OTTAWA — The Trudeau government is promising billions of dollars to compensate dairy, egg and poultry farmers hurt by Canada’s recent free−trade agreements — industries concentrated in vote−rich Quebec and Ontario.
The $3.65 billion the government is setting aside includes $2.15 billion to help farmers who lose income because of trade deals with Europe and countries on the Pacific Rim, both of which make it easier for foreign egg, dairy and poultry producers to enter the Canadian market.
That is in addition to a $250−million, five−year fund established in 2016 to compensate dairy farmers for the European Union deal.
The budget earmarks $1.5 billion for farmers who lose money when they sell their production rights in the supply−management system, which limits egg, poultry and dairy production in Canada. To gain the right to sell supply−managed products, farmers have to buy “quota,” often from existing producers who want to leave the industry.

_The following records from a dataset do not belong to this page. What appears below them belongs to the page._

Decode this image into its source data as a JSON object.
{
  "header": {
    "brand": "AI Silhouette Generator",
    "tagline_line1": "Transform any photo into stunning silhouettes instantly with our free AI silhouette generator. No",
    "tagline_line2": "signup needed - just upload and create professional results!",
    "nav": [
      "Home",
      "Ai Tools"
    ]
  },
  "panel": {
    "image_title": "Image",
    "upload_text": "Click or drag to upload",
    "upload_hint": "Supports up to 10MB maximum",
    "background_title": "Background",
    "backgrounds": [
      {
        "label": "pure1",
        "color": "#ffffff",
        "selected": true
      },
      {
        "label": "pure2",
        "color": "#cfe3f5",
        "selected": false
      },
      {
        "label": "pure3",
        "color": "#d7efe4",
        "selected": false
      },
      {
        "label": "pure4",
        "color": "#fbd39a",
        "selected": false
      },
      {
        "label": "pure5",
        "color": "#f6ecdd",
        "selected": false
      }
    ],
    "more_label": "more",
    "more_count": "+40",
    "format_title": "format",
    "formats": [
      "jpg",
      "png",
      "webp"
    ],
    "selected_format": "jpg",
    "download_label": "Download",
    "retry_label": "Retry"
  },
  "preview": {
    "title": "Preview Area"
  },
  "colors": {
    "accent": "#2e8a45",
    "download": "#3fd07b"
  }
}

The system also limits foreign products by slapping steep tariffs on imports beyond a certain level, which raises their price at the grocery store and makes them less attractive to consumers. Allowing more foreign−produced food into the Canadian market will increase competition for products from Canadian farmers.
“To ensure that Canada’s dairy, poultry and egg farmers can continue to provide Canadians with high−quality products in a world of freer trade, we will make available an income protection program for supply−managed farmers, along with a measure to protect the value of quota investments these farmers have already made,” Finance Minister Bill Morneau said in his prepared budget speech.
The budget does not provide details on how or when the money will be distributed to farmers and producers, who have long railed against any move that would expand foreign involvement in those sectors.
But the government appears to be hoping the promise of compensation will provide a salve to supply−managed farmers, many of whom are clumped in key ridings in Quebec and Ontario and angry that the deals have weakened their grip on the market.
That could prove important for the Liberals, who will likely need a strong showing in the two provinces in this year’s federal election to have a hope of retaining power.
The budget also indicates more money could be forthcoming as the government works with industry “to address the impacts on processing, as well as potential future impacts of the Canada−United States−Mexico Agreement.”
The North American deal, which will succeed NAFTA, has yet to be ratified and come into effect. That deal is the third free−trade agreement in which Canada agreed to open its supply−managed sectors, which emerged last year as a favourite target of U.S. President Donald Trump, particularly the dairy sector.
Supply management has long been hotly debated in Canada.
Proponents say the system keeps the market from getting saturated, which keeps prices stable and ensures steady incomes for farmers while protecting food safety, ensuring higher−quality products and eliminating the need for direct subsidies.
Critics say it drives up the cost of dairy, eggs and chicken for consumers, which has a disproportionate impact on low−income families. The system has been a frequent target in — and barrier to — past free−trade negotiations.
Successive federal governments for decades nonetheless resisted opening Canada to more tariff−free imports from other countries, in part because of the political implications.
But when Stephen Harper was prime minister, the Conservatives opened the door to change when they agreed to ease restrictions on European cheese imports through the Canada−European Union trade deal, which was signed and came into force under the Trudeau Liberals.
Ottawa then agreed, in the 11−country Trans−Pacific Partnership trade deal, to give participants more access to Canada’s dairy, egg and poultry markets.